An old photograph depicts an Indian burial scaffold with a dead horse in the foreground. Was that normal?

Ask the Marshall – Indian Burial

An old photograph depicts an Indian burial scaffold with a dead horse in the foreground. Was that normal?

Gareth McNair-Lewis
Bryantown, Maryland

The burial of men in a tree or scaffold was a common practice among the Plains Indians. They built burial scaffolds that were usually 10 feet long, about four feet wide and seven feet or eight feet high. The body was supported on a log platform held up by four forked-end poles firmly planted in the ground. This type of open-air burial kept the bodies from being desecrated by wild animals.

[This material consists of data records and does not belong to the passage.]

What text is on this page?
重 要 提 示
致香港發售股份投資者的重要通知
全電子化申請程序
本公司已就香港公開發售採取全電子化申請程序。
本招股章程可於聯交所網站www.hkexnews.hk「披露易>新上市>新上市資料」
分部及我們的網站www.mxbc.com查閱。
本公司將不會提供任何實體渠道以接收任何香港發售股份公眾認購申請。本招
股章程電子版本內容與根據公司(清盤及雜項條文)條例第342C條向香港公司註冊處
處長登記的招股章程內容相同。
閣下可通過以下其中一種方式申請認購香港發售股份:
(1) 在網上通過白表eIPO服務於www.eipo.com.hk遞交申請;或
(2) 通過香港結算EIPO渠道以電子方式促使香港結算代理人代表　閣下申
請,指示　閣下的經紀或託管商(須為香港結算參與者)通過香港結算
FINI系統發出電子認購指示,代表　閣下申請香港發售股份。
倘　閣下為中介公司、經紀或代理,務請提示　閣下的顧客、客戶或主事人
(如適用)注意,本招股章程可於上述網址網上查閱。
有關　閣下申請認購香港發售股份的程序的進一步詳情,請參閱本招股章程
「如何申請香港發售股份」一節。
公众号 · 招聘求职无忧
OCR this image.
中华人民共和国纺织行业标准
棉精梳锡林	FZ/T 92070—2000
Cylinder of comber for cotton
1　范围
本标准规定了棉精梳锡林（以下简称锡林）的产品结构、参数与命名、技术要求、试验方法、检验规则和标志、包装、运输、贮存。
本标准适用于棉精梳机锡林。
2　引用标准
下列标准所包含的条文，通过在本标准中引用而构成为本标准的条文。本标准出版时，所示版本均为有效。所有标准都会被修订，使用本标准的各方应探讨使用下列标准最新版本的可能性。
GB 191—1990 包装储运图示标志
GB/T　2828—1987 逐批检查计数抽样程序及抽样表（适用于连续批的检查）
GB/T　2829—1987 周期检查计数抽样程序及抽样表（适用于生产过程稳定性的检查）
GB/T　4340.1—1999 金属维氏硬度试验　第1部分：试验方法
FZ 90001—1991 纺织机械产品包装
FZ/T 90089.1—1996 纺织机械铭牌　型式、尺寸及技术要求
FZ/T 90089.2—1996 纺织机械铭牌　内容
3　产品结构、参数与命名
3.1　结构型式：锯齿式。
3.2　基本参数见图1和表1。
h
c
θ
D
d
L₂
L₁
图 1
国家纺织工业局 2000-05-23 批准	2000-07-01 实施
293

The body was usually wrapped in a blanket and stitched so that it would “waste away in the wind.” Family members also placed the deceased person’s possessions, such as weapons, on the scaffold. The man’s horse would be slain and left near the scaffold.

Burial scaffolds were reserved for men only. The bodies of women and children were left in the brush.

William E. Hook’s 1884 photograph of an Indian burial scaffold inspired reader Gareth McNair-Lewis’s question. – Courtesy Gareth McNair-Lewis –
William E. Hook’s 1884 photograph of an Indian burial scaffold inspired reader Gareth McNair-Lewis’s question.
– Courtesy Gareth McNair-Lewis –

Marshall Trimble is Arizona’s official state historian and the vice president of the Wild West History Association.  His latest book is Arizona’s Outlaws and Lawmen; History Press, 2015.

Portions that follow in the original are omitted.